Blob Blame History Raw
From 0d2cde1cdd49551004ef7107064f3871acafb5a1 Mon Sep 17 00:00:00 2001
From: Luben Tuikov <luben.tuikov@amd.com>
Date: Thu, 29 Apr 2021 20:15:42 -0400
Subject: drm/amdgpu: Fix koops when accessing RAS EEPROM
Git-commit: 1d9d2ca85b32605ac9c74c8fa42d0c1cfbe019d4
Patch-mainline: v5.15-rc1
References: jsc#PED-1166 jsc#PED-1168 jsc#PED-1170 jsc#PED-1218 jsc#PED-1220 jsc#PED-1222 jsc#PED-1223 jsc#PED-1225

Debugfs RAS EEPROM files are available when
the ASIC supports RAS, and when the debugfs is
enabled, an also when "ras_enable" module
parameter is set to 0. However in this case,
we get a kernel oops when accessing some of
the "ras_..." controls in debugfs. The reason
for this is that struct amdgpu_ras::adev is
unset. This commit sets it, thus enabling access
to those facilities. Note that this facilitates
EEPROM access and not necessarily RAS features or
functionality.

Cc: Alexander Deucher <Alexander.Deucher@amd.com>
Cc: John Clements <john.clements@amd.com>
Cc: Hawking Zhang <Hawking.Zhang@amd.com>
Signed-off-by: Luben Tuikov <luben.tuikov@amd.com>
Acked-by: Alexander Deucher <Alexander.Deucher@amd.com>
Signed-off-by: Alex Deucher <alexander.deucher@amd.com>
Acked-by: Patrik Jakobsson <pjakobsson@suse.de>
---
 drivers/gpu/drm/amd/amdgpu/amdgpu_ras.c |   16 ++++++++++++----
 1 file changed, 12 insertions(+), 4 deletions(-)

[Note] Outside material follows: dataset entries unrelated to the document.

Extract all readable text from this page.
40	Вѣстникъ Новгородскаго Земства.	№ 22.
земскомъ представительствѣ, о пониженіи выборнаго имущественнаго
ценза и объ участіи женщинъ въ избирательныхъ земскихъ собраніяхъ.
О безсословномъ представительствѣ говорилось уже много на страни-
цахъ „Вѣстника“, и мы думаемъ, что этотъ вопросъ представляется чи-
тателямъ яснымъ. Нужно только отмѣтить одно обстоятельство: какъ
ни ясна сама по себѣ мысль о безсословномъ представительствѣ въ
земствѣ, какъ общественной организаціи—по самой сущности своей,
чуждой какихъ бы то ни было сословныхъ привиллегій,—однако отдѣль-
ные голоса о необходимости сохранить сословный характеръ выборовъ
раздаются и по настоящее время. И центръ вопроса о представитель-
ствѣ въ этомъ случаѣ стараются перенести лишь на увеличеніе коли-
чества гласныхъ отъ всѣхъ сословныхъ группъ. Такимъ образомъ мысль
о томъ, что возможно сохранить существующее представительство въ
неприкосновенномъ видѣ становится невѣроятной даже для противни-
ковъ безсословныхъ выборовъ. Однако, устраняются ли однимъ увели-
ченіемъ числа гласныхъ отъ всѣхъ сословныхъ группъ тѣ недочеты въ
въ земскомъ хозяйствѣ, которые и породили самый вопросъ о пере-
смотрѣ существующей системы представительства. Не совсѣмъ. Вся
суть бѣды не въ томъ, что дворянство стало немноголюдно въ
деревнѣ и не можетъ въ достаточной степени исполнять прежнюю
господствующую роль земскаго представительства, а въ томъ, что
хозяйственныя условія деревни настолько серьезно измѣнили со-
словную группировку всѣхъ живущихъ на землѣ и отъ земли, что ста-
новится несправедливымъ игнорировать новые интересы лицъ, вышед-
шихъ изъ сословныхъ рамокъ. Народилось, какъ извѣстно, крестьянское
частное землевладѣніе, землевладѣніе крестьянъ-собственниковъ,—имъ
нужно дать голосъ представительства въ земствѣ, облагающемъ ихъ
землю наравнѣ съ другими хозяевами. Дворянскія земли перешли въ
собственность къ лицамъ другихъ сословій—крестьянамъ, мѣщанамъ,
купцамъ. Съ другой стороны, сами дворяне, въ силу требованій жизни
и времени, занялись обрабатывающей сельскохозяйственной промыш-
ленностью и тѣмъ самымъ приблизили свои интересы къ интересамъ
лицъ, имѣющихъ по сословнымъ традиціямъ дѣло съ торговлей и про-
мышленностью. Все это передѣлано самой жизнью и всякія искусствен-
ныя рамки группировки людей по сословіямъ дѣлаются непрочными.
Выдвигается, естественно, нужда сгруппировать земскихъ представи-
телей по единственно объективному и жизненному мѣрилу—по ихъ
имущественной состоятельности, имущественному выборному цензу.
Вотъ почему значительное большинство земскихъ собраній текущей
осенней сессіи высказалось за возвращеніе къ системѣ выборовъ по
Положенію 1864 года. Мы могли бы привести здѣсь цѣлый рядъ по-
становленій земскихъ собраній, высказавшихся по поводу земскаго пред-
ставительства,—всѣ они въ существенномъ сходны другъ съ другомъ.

--- a/drivers/gpu/drm/amd/amdgpu/amdgpu_ras.c
+++ b/drivers/gpu/drm/amd/amdgpu/amdgpu_ras.c
@@ -1960,11 +1960,20 @@
 	bool exc_err_limit = false;
 	int ret;
 
-	if (adev->ras_enabled && con)
-		data = &con->eh_data;
-	else
+	if (!con)
 		return 0;
 
+	/* Allow access to RAS EEPROM via debugfs, when the ASIC
+	 * supports RAS and debugfs is enabled, but when
+	 * adev->ras_enabled is unset, i.e. when "ras_enable"
+	 * module parameter is set to 0.
+	 */
+	con->adev = adev;
+
+	if (!adev->ras_enabled)
+		return 0;
+
+	data = &con->eh_data;
 	*data = kmalloc(sizeof(**data), GFP_KERNEL | __GFP_ZERO);
 	if (!*data) {
 		ret = -ENOMEM;
@@ -1974,7 +1983,6 @@
 	mutex_init(&con->recovery_lock);
 	INIT_WORK(&con->recovery_work, amdgpu_ras_do_recovery);
 	atomic_set(&con->in_recovery, 0);
-	con->adev = adev;
 
 	max_eeprom_records_count = amdgpu_ras_eeprom_max_record_count();
 	amdgpu_ras_validate_threshold(adev, max_eeprom_records_count);